Moreover, despite the emergence of IoT analytics platforms, there are still no frameworks that can effectively deal with semantic interoperability across diverse high-velocity data streams i.e. in way that alleviates heterogeneity not only in terms of diverse data formats and protocols, but also in terms of the semantics of data streams. State-of-the-art streaming engines (e.g., Complex Event Processing (CEP) systems) for cloud computing, are not appropriate for edge computing, given their poor-performance when dealing with networked streams and associated requirements for very low latency.

Furthermore, state-of-the-art platforms are not able to dynamically allocate data processing to different devices at runtime, as well as to dynamically realize the optimum “split” between centralized (i.e. on central cloud infrastructures) and decentralized (i.e. on the edge) processing at runtime. The issue of IoT analytics will be more extensively discussed in coming chapters, notably chapter dedicated to IoT analytics and IoT/BigData convergence.

IoT deployments based on edge computing present also new security and privacy challenges. Indeed, they involve physical systems, sensing devices, embedded systems, smart embedded systems etc. which interact with multiple cloud infrastructures, thus imposing needs for trustworthiness at multiple layers, including secure and privacy friendly operation of containers, and secure information exchange across networks and clouds. Such challenges are become more pressing as several IoT applications (e.g., healthcare) involve processing of private data at the edge.

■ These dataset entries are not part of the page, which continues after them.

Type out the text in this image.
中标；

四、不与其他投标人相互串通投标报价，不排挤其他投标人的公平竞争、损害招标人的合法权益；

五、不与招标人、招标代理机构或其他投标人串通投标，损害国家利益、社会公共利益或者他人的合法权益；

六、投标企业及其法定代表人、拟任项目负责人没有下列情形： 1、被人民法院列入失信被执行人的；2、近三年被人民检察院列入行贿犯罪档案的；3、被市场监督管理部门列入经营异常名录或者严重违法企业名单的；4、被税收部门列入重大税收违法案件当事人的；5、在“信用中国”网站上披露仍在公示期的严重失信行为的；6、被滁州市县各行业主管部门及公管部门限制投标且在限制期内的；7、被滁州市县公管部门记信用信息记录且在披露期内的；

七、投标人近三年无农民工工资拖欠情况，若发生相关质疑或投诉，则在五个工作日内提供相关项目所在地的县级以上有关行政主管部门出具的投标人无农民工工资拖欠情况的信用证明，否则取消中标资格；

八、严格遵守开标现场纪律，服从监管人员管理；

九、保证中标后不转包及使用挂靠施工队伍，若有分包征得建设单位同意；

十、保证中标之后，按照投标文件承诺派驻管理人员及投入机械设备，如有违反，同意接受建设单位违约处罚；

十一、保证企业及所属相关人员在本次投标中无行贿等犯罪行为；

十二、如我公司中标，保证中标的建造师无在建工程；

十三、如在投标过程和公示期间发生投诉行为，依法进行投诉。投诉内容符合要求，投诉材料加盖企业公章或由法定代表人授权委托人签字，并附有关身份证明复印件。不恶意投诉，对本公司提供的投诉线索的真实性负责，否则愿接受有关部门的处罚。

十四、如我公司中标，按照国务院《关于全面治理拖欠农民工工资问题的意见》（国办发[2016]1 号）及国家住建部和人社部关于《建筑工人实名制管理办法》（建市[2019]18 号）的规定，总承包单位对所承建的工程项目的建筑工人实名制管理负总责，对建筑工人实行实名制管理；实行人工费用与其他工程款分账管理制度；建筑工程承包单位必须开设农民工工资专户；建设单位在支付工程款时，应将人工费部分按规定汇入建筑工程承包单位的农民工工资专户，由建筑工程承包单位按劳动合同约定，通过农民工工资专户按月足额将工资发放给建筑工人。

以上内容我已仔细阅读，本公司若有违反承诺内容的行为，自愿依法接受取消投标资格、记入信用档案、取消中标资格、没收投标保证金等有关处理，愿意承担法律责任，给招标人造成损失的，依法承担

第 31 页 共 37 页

Finally, there is a need for “Edgification” of conventional applications. Significant effort has been recently allocated in the process of migrating conventional distributed services (e.g., SOA services) to the cloud. Nevertheless, the issue of migrating services in an edge computing environment involves the dynamic (re-)distribution of the service across edge and cloud parts and has not been adequately addressed yet.

In coming years we will be witnessing an increased number of edge computing deployments, which will be addressing the above-listed challenges. The proliferating number of edge deployments will be a direct result of the need to save bandwidth and energy costs, deal with scale and the resource constrained nature of IoT devices in a way that still leverages virtualization, as well as the need to increase data privacy for end-users.

Resources for Further Reading
For a general introduction to the fog/edge computing paradigm, please consult the following articles:

  • Flavio Bonomi, Rodolfo Milito, Jiang Zhu, Sateesh Addepalli, «Fog computing and its role in the internet of things», Proceedings of the first edition of the MCC workshop on Mobile cloud computing, MCC ’12, pp 13-16.
  • Flavio Bonomi, Rodolfo Milito, Preethi Natarajan, and Jiang Zhu. 2014. Fog computing: A platform for internet of things and analytics. In Big Data and Internet of Things: A Roadmap for Smart Environments. Springer, 169–186.
  • Fernando, S. W. Loke, and W. Rahayu, “Mobile cloud computing: A survey,” Futur. Gener. Comput. Syst., vol. 29, no. 1, pp. 84–106, 2013.
  • Shiraz, A. Gani, R. H. Khokhar, and R. Buyya, “A Review on Distributed Application Processing Frameworks in Smart Mobile Devices for Mobile Cloud Computing,” Commun. Surv. Tutorials, IEEE, vol. 15, no. 3, pp. 1294–1313, 2013.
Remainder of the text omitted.